Mr. Churchill said that at an all-candidates meeting at Kwantlen College during campaign, Ms. Grewal's staff directly intervened with signs to help her answer questions.

The rumour around Parliament Hill, and in Surrey, is that Mr. Grewal controls everything in his wife's office from hiring or vetting staff, to checking her correspondences and dealing with constituent matters in Fleetwood-Port Kells.

B.C. communications consultant Colin Metcalfe, who worked on the Tory campaign in the last election, and knows Ms. Grewal professionally, says she is simply a "very private woman."

Mr. Metcalfe said Ms. Grewal is not "a shrinking violet," but does have trouble with English, which is not her first language.

Mr. Grewal has returned to the family's home in Surrey, one of four properties the couple own either together or separately in the Lower Mainland. Though Mr. Grewal returned home earlier this week accompanied by RCMP, Ms. Grewal was expected back only this weekend.

For now, the family lives in a 7,600-square-foot home in Panorama Ridge, with six-bedrooms, four bathrooms and a Canadian flag flying. Although no sign is up, real estate listings show the house is currently for sale and listed for $978,888.

Neighbours in their enclave say they do not know the couple well.

"These homes are half-acre lots. We have a long and heavy retaining wall between each other and the person who is your next door neighbour is actually a half a block away," said one neighbour, who said she rarely sees the family, and declined to be named.

In Ottawa, the couple rarely socialize with other caucus members. By most accounts, Ms. Grewal stays close to her husband during and after office hours, and has no close friends in caucus.

But she does appear to be well-liked and does not shy away from the microphone during closed-door caucus sessions.
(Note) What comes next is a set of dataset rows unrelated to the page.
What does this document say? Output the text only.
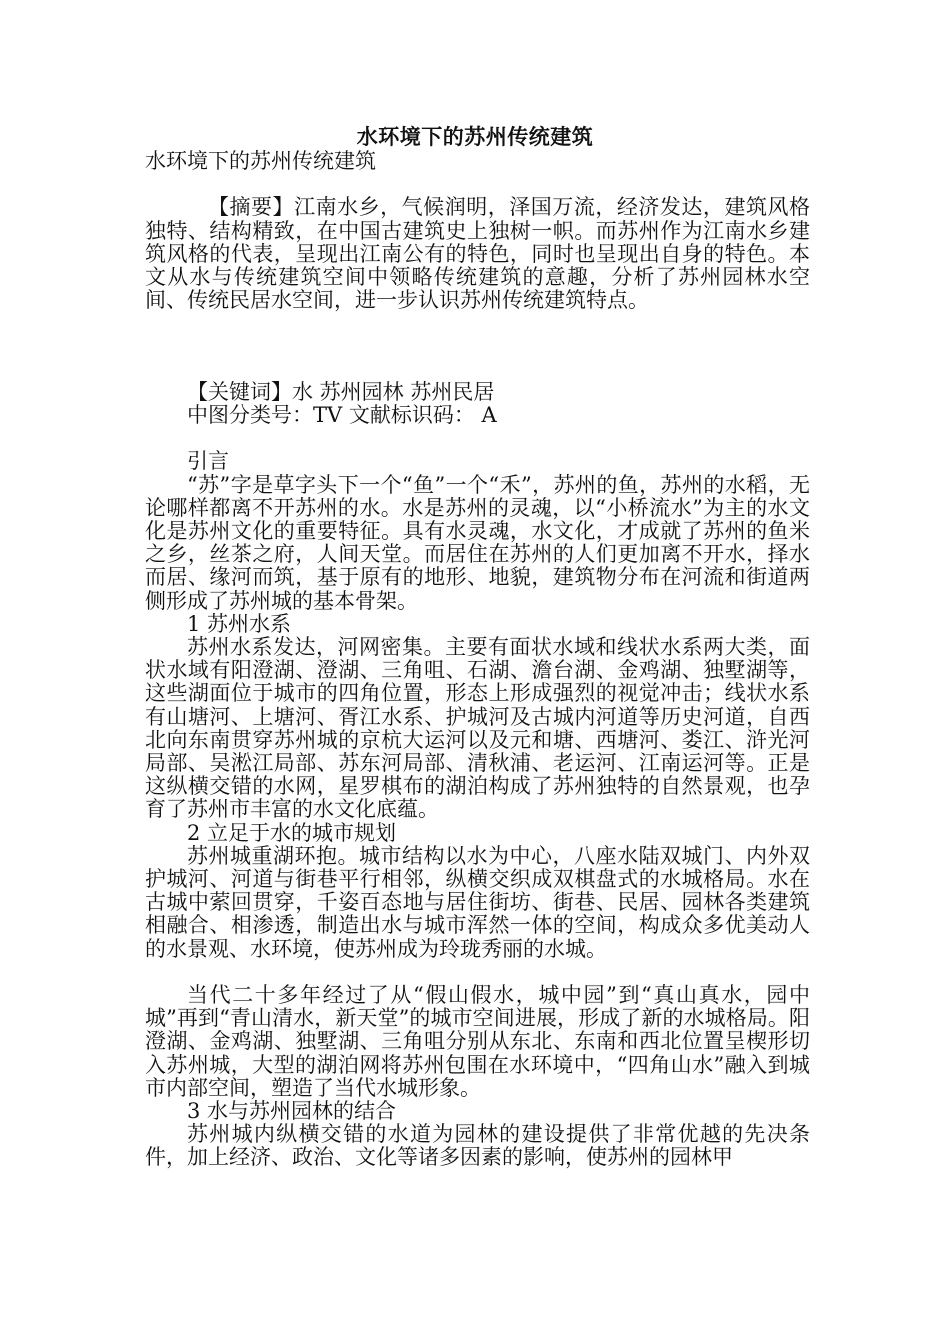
水环境下的苏州传统建筑

水环境下的苏州传统建筑

【摘要】江南水乡，气候润明，泽国万流，经济发达，建筑风格独特、结构精致，在中国古建筑史上独树一帜。而苏州作为江南水乡建筑风格的代表，呈现出江南公有的特色，同时也呈现出自身的特色。本文从水与传统建筑空间中领略传统建筑的意趣，分析了苏州园林水空间、传统民居水空间，进一步认识苏州传统建筑特点。

【关键词】水 苏州园林 苏州民居

中图分类号：TV 文献标识码： A

引言

“苏”字是草字头下一个“鱼”一个“禾”，苏州的鱼，苏州的水稻，无论哪样都离不开苏州的水。水是苏州的灵魂，以“小桥流水”为主的水文化是苏州文化的重要特征。具有水灵魂，水文化，才成就了苏州的鱼米之乡，丝茶之府，人间天堂。而居住在苏州的人们更加离不开水，择水而居、缘河而筑，基于原有的地形、地貌，建筑物分布在河流和街道两侧形成了苏州城的基本骨架。

1 苏州水系

苏州水系发达，河网密集。主要有面状水域和线状水系两大类，面状水域有阳澄湖、澄湖、三角咀、石湖、澹台湖、金鸡湖、独墅湖等，这些湖面位于城市的四角位置，形态上形成强烈的视觉冲击；线状水系有山塘河、上塘河、胥江水系、护城河及古城内河道等历史河道，自西北向东南贯穿苏州城的京杭大运河以及元和塘、西塘河、娄江、浒光河局部、吴淞江局部、苏东河局部、清秋浦、老运河、江南运河等。正是这纵横交错的水网，星罗棋布的湖泊构成了苏州独特的自然景观，也孕育了苏州市丰富的水文化底蕴。

2 立足于水的城市规划

苏州城重湖环抱。城市结构以水为中心，八座水陆双城门、内外双护城河、河道与街巷平行相邻，纵横交织成双棋盘式的水城格局。水在古城中萦回贯穿，千姿百态地与居住街坊、街巷、民居、园林各类建筑相融合、相渗透，制造出水与城市浑然一体的空间，构成众多优美动人的水景观、水环境，使苏州成为玲珑秀丽的水城。

当代二十多年经过了从“假山假水，城中园”到“真山真水，园中城”再到“青山清水，新天堂”的城市空间进展，形成了新的水城格局。阳澄湖、金鸡湖、独墅湖、三角咀分别从东北、东南和西北位置呈楔形切入苏州城，大型的湖泊网将苏州包围在水环境中，“四角山水”融入到城市内部空间，塑造了当代水城形象。

3 水与苏州园林的结合

苏州城内纵横交错的水道为园林的建设提供了非常优越的先决条件，加上经济、政治、文化等诸多因素的影响，使苏州的园林甲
Her seatmate in the House of Commons Alberta Tory Lee Richardson says Ms. Grewal is capable of joining in the rowdiness and has shown her agitation with some of the catcalls from the other side. Mr. Richardson dismisses the notion that Ms. Grewal's ethnic heritage has kept her in the shadows.
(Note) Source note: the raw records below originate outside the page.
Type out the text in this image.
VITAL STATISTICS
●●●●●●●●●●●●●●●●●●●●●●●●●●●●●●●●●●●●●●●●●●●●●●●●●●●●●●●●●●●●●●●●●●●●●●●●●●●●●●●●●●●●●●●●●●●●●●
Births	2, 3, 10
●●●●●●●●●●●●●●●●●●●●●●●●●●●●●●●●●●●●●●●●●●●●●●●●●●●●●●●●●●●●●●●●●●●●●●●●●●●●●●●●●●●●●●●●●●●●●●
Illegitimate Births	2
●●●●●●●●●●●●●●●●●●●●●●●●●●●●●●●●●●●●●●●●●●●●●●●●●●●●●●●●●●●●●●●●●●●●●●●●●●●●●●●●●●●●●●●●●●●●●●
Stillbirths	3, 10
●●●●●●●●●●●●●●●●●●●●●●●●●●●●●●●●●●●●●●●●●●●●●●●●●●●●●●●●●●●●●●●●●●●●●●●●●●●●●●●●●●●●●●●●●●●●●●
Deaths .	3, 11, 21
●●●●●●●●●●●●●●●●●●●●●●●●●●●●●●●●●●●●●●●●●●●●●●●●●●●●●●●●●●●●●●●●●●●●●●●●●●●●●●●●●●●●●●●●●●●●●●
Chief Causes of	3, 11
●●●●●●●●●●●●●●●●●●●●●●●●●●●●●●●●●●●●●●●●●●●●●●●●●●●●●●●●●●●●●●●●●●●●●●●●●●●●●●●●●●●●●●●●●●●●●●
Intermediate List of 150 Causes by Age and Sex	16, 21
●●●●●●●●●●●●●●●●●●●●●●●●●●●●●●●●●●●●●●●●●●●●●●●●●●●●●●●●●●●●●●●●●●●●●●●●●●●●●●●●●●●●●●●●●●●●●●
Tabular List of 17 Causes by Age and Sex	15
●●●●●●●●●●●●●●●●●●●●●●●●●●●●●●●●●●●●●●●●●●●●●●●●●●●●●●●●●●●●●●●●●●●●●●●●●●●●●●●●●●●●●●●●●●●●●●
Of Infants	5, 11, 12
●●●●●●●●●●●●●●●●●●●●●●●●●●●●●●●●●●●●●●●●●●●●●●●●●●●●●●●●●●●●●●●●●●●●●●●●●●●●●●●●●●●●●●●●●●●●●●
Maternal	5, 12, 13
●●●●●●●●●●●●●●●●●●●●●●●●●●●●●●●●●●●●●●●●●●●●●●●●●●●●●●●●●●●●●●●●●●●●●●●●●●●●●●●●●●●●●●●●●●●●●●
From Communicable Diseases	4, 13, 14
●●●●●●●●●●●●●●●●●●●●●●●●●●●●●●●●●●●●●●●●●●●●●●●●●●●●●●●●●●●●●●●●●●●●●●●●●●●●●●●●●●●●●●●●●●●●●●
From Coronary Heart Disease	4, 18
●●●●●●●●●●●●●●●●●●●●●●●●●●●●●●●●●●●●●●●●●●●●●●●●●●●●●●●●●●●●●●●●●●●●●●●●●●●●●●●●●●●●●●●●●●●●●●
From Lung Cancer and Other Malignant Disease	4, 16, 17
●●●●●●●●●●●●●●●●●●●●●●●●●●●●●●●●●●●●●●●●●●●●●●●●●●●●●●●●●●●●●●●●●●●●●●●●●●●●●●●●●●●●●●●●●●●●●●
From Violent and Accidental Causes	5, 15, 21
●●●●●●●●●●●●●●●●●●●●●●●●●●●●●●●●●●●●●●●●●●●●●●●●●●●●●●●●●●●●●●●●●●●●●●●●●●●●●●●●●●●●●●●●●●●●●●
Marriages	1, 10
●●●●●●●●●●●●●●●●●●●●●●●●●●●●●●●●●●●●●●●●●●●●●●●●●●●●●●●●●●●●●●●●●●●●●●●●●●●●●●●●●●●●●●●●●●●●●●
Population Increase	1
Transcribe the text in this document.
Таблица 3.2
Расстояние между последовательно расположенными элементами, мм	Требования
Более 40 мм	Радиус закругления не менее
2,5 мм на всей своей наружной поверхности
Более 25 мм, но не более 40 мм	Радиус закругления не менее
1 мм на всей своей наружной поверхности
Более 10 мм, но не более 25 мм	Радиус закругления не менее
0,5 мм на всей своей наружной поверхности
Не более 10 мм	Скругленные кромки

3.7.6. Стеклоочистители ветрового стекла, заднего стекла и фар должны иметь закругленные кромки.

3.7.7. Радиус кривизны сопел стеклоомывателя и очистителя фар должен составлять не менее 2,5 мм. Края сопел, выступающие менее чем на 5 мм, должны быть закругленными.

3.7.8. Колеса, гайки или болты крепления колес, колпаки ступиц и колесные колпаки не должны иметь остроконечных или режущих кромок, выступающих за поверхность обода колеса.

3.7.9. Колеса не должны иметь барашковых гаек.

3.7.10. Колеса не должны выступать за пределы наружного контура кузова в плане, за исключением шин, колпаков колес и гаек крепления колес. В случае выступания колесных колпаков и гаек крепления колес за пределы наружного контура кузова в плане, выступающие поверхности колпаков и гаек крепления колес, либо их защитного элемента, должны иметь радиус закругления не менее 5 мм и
"Women in that community are pretty strong, just in a very subtle way. And obviously it works because people have a different impression than how it really is, I think. I think she stands up pretty well."

Carol Skelton, another fellow MP, said Ms. Grewal just quietly goes about doing her job and shines when she's in front of the cameras.
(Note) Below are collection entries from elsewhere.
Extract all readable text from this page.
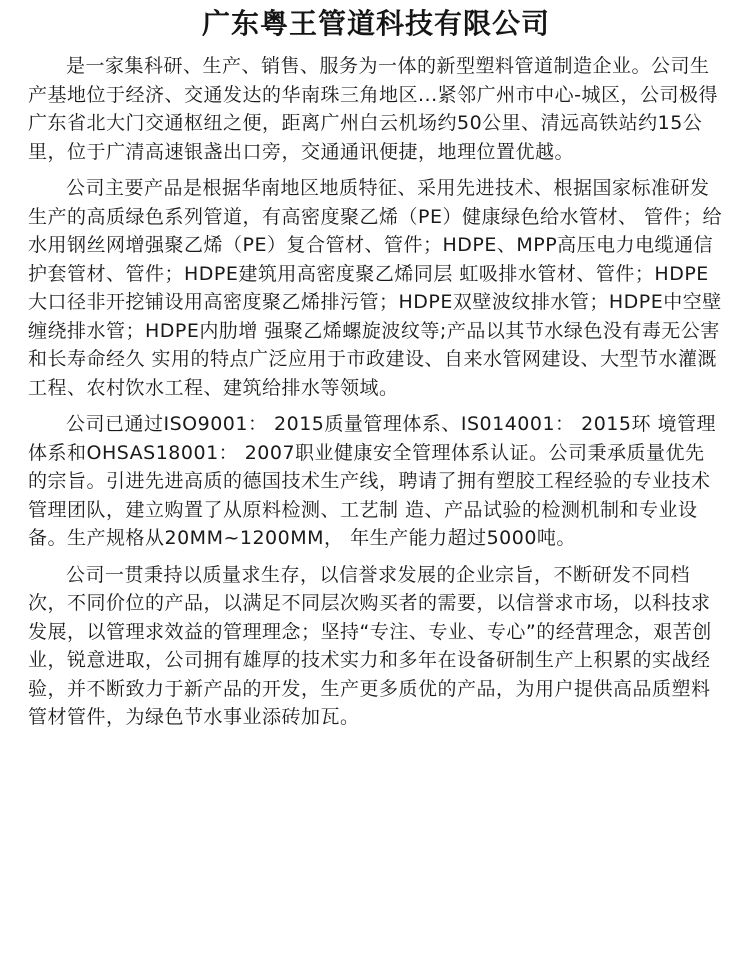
广东粤王管道科技有限公司

是一家集科研、生产、销售、服务为一体的新型塑料管道制造企业。公司生产基地位于经济、交通发达的华南珠三角地区...紧邻广州市中心-城区，公司极得广东省北大门交通枢纽之便，距离广州白云机场约50公里、清远高铁站约15公里，位于广清高速银盏出口旁，交通通讯便捷，地理位置优越。

公司主要产品是根据华南地区地质特征、采用先进技术、根据国家标准研发生产的高质绿色系列管道，有高密度聚乙烯（PE）健康绿色给水管材、 管件；给水用钢丝网增强聚乙烯（PE）复合管材、管件；HDPE、MPP高压电力电缆通信护套管材、管件；HDPE建筑用高密度聚乙烯同层 虹吸排水管材、管件；HDPE大口径非开挖铺设用高密度聚乙烯排污管；HDPE双壁波纹排水管；HDPE中空壁缠绕排水管；HDPE内肋增 强聚乙烯螺旋波纹等;产品以其节水绿色没有毒无公害和长寿命经久 实用的特点广泛应用于市政建设、自来水管网建设、大型节水灌溉工程、农村饮水工程、建筑给排水等领域。

公司已通过ISO9001： 2015质量管理体系、IS014001： 2015环 境管理体系和OHSAS18001： 2007职业健康安全管理体系认证。公司秉承质量优先的宗旨。引进先进高质的德国技术生产线，聘请了拥有塑胶工程经验的专业技术管理团队，建立购置了从原料检测、工艺制 造、产品试验的检测机制和专业设备。生产规格从20MM~1200MM， 年生产能力超过5000吨。

公司一贯秉持以质量求生存，以信誉求发展的企业宗旨，不断研发不同档次，不同价位的产品，以满足不同层次购买者的需要，以信誉求市场，以科技求发展，以管理求效益的管理理念；坚持“专注、专业、专心”的经营理念，艰苦创业，锐意进取，公司拥有雄厚的技术实力和多年在设备研制生产上积累的实战经验，并不断致力于新产品的开发，生产更多质优的产品，为用户提供高品质塑料管材管件，为绿色节水事业添砖加瓦。
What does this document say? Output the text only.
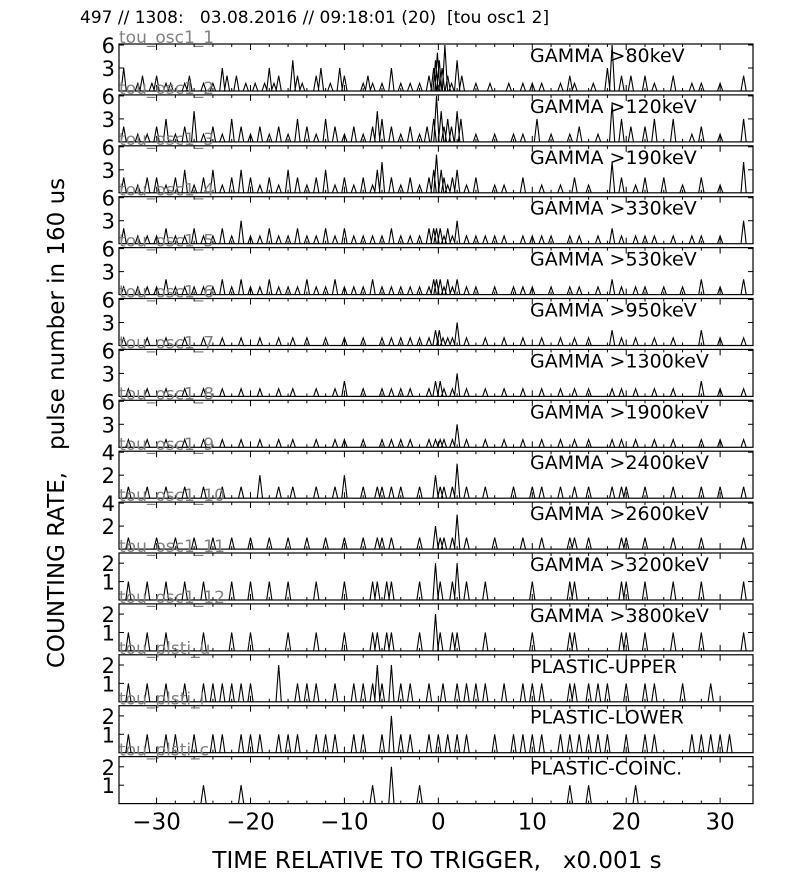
497 // 1308:   03.08.2016 // 09:18:01 (20)  [tou osc1 2]
COUNTING RATE,   pulse number in 160 us
TIME RELATIVE TO TRIGGER,   x0.001 s
3
6	GAMMA >80keV
tou_osc1_1
3
6	GAMMA >120keV
tou_osc1_2
3
6	GAMMA >190keV
tou_osc1_3
3
6	GAMMA >330keV
tou_osc1_4
3
6	GAMMA >530keV
tou_osc1_5
3
6	GAMMA >950keV
tou_osc1_6
3
6	GAMMA >1300keV
tou_osc1_7
3
6	GAMMA >1900keV
tou_osc1_8
2
4	GAMMA >2400keV
tou_osc1_9
2
4	GAMMA >2600keV
tou_osc1_10
1
2	GAMMA >3200keV
tou_osc1_11
1
2	GAMMA >3800keV
tou_osc1_12
1
2	PLASTIC-UPPER
tou_plsti_u
1
2	PLASTIC-LOWER
tou_plsti_l
1
2	PLASTIC-COINC.
tou_plsti_c
−30 −20 −10	0	10	20	30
"That's the whole Ottawa mentality. You look at someone that's quiet, that's not in the media a lot and you say, 'Oh you know, they're under somebody's shadow,' and that's not true," she said. "As women parliamentarians, we go around doing our jobs and try to stay out of the media."

Ms. Grewal is interested in immigration and women's issues, with a focus on raising the age of consent.

But some Tory MPs are not exactly clear on what drives her.

"Honestly, there is nothing that jumps into my mind what Nina's passion is," says a Tory colleague who asked not to be named.

She is the vice-chair of the status of women committee. The chairwoman, Manitoba Liberal MP Anita Neville, says that some of the issues the committee is dealing with, such as gender-based analysis and pay equity, are quite "new" to Ms. Grewal.

"I'm sort of reluctant to talk about her," said Ms. Neville. "I don't really know her. She attends most meetings.. . .She's quiet but diligent."

One Tory MP notes that in the last election, the party had to send in MPs to replace her in several all-candidates debates because it felt she couldn't handle the issues.

Rob Terris, the head of the Tynehead Community Association and the Ratepayers Association in her riding, said yesterday that whenever he approached Ms. Grewal for assistance in projects such as building a pool in the riding or erecting a monument, she referred him to Mr. Grewal.

"On every issue I have raised with her, she told me to go to her husband instead," said Mr. Terris. "She has never responded with her own thoughts or her own ideas, just deflected it to him or she would ask me what she should do."

Jaspreet Dhanju, a dentist who lives in the riding, said she questions whether Ms. Grewal should be representing the community.

"She shouldn't be pushed down because of her husband. But as a regular person just listening and trying to understand what's going on, I wonder if she will ever stand up at all," Dr. Dhanju said.